In vacanza con la nipote 3

di
genere
incesti

Lei dormiva nuda, una gamba fuori dal lenzuolo, la fica ancora umida che brillava nella luce del pomeriggio come un frutto morso a metà. Aveva lasciato una striscia bianca sulla mia pancia quando si era addormentata, dopo avermi spremuto come una vacca assetata di latte.

Io, invece, non dormivo. Ero sveglio. Lucido. Con un mezzo sorriso sulle labbra.

Mi alzai piano, aprii la valigia, cercai il blister nascosto tra i calzini.

Le pillole blu.

Non che ne avessi davvero bisogno — non ancora — ma a sessantacinque anni, meglio giocare d’anticipo. E se doveva essere una vacanza del cazzo, allora che lo fosse in tutti i sensi.

Inghiottii una compressa con un sorso d’acqua e tornai a letto. Il cazzo cominciò a gonfiarsi già prima che la mia mano lo toccasse.

La guardai. Dormiva ancora. Ma respirava più forte. Come se il mio sguardo le scaldasse la pelle.

Mi infilai tra le sue gambe. Le baciai l’interno coscia. Sentii un mugolio.
«Mmmh… ancora?»

«Ancora.»

Le allargai le cosce, le passai la lingua sulla fessura. Un colpo secco, deciso, dal basso verso l’alto. Lei spalancò gli occhi.
«Ma sei una macchina, zio…»

Le infilai due dita dentro e cominciai a leccarla come se fosse un gelato al cioccolato e sale. Succhi, rumori osceni, il suo culo che si sollevava ad ogni colpo di lingua.
«Sì, sì… così! Mangiamela! Slurpami tutta!»

Venni su con la bocca sporca e il cazzo duro come una mazza.
«Girati. Quattro zampe.»

Obbedì. Una cagna docile e puttana. Le infilai il cazzo senza pietà, con la faccia ancora bagnata dei suoi umori. Le presi i capelli, le tirai la testa indietro.

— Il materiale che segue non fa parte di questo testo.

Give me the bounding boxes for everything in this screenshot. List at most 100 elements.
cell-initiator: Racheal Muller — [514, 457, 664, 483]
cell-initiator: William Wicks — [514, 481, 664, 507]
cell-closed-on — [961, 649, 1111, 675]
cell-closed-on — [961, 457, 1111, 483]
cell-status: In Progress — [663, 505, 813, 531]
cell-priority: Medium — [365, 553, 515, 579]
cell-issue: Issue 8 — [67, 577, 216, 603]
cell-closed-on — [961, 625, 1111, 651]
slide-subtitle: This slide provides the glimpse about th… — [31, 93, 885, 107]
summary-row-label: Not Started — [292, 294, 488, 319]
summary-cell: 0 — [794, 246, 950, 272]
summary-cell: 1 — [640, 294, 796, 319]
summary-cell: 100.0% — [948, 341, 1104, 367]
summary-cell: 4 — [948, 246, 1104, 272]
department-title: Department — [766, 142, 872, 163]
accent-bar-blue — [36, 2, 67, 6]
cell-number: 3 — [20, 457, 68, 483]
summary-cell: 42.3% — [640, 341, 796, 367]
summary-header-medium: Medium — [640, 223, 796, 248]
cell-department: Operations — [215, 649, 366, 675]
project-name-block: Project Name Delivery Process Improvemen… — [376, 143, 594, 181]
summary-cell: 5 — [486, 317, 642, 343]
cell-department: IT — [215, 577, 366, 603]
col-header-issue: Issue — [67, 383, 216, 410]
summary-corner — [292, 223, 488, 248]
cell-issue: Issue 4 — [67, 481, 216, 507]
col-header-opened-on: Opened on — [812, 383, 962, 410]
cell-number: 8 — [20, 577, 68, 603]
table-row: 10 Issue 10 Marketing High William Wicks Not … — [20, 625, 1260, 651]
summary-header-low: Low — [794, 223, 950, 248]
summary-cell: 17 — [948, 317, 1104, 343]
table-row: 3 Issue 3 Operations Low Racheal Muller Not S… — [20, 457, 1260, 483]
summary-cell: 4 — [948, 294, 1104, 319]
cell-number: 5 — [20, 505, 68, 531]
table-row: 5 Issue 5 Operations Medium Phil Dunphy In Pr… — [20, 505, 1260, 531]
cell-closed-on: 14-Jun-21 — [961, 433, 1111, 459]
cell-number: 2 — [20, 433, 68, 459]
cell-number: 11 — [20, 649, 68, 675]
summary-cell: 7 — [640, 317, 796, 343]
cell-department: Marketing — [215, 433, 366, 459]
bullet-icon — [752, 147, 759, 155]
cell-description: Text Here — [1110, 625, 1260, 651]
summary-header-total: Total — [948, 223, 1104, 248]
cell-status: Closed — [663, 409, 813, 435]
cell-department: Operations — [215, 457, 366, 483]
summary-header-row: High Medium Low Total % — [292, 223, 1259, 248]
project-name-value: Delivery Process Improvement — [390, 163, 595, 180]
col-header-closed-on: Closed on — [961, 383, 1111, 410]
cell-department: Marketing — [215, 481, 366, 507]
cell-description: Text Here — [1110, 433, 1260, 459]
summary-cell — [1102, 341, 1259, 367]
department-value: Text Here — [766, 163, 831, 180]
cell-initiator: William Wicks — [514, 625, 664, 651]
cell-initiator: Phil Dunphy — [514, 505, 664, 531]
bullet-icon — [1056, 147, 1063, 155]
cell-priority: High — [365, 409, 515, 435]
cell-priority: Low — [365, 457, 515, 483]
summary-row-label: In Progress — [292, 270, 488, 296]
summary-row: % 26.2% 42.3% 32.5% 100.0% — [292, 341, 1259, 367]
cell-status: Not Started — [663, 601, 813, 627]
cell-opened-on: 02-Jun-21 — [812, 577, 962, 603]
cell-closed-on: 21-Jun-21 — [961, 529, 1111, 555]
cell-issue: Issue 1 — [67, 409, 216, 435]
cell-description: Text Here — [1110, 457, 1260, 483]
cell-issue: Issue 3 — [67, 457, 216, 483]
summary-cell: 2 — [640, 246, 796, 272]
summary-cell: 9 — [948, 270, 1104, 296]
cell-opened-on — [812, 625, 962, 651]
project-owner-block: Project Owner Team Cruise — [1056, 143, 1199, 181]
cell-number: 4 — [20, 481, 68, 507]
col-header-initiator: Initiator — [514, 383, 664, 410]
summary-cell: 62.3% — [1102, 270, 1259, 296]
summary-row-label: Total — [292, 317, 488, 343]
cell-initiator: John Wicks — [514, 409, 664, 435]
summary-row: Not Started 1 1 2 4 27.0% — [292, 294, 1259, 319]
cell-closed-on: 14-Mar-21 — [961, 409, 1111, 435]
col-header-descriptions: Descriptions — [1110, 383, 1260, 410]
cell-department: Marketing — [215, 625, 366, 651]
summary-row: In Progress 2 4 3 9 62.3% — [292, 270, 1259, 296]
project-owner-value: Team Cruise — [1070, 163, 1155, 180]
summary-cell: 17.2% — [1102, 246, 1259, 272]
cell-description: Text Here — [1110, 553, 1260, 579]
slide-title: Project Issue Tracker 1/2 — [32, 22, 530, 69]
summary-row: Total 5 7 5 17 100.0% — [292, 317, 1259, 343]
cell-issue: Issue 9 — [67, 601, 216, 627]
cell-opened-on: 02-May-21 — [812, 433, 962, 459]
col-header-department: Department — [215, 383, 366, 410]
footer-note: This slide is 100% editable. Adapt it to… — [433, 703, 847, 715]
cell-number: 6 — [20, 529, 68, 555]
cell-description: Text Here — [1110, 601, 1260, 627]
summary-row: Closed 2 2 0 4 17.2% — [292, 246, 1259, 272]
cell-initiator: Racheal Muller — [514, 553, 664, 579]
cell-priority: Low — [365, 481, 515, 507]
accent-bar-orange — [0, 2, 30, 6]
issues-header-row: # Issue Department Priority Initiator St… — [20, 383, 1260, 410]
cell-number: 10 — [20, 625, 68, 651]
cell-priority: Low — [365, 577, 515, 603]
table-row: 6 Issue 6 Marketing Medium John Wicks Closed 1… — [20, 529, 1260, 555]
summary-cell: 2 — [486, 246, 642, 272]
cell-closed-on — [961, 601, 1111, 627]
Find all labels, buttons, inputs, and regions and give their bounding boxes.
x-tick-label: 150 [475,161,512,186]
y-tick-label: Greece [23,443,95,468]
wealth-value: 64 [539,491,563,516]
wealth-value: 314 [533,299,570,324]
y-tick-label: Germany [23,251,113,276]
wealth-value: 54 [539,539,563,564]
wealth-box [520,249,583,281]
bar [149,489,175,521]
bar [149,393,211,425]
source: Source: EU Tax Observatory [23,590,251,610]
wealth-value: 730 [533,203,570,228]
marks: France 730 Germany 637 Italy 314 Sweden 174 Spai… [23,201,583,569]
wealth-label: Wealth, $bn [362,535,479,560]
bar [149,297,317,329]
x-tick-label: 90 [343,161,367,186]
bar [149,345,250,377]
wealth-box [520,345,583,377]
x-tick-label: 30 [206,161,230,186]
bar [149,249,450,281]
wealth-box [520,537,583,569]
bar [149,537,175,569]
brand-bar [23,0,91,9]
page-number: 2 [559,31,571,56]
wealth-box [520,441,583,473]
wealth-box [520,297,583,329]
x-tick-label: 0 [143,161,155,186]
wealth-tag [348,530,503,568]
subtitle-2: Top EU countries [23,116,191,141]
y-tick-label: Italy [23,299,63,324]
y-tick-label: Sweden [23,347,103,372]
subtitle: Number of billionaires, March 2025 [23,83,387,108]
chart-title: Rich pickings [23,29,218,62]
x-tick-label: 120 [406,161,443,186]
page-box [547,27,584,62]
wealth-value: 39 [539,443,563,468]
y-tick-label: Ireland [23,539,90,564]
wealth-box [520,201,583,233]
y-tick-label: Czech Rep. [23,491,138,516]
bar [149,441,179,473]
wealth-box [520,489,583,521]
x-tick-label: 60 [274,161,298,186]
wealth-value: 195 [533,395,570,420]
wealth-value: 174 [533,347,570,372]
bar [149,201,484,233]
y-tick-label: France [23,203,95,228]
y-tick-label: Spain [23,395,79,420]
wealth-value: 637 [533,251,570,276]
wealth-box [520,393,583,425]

«È questo che vuoi? Eh? Vuoi il cazzo del vecchio tra le chiappe, porca?»

«Sì! Voglio il tuo cazzo! Fammi male!»

La scopai a lungo, con la forza che solo la rabbia e le pillole possono dare. La facevo sbattere con la faccia sul cuscino a ogni colpo.
Poi la sollevai e la portai in bagno.

La misi con le mani sullo specchio. Il riflesso ci mostrava tutto: i miei occhi pieni di furore, i suoi capezzoli duri, la mia mano che le stringeva il collo mentre la ficcavo in piedi.

«Guardati. Guardaci. Guarda che troia sei mentre ti spacco la figa.»

Venimmo insieme, ancora.



Il pomeriggio non finiva mai. Marina si sdraiava, ansimava, rideva, poi si arrampicava di nuovo su di me.

Mi cavalcava col culo all’indietro, poi con la faccia verso di me. Le mordevo i capezzoli, le dita nei buchi, la lingua ovunque.

«Voglio il tuo sperma sulla lingua.»

Glielo diedi. Poi sulla pancia. Poi tra le tette.

Si mise a novanta sul pavimento fresco e si infilò due dita nella fica mentre le davo schiaffi sul culo.
«Schiattami il culo, zio. Aprimi tutta. Fammi tua. Distruggimi.»



Erano le sei di sera quando, esausti, ci stendemmo a guardare il soffitto.

Sudati, appiccicati, stanchi. Ma ancora vivi.
Il cazzo mi pulsava. La sua figa gocciolava. Le lenzuola erano da buttare.

«Dove lo trovi un sessantacinquenne così, eh?»

Lei mi baciò sul petto, ancora tremante.

«Sei il mio vizio. E non ho nessuna voglia di smettere.»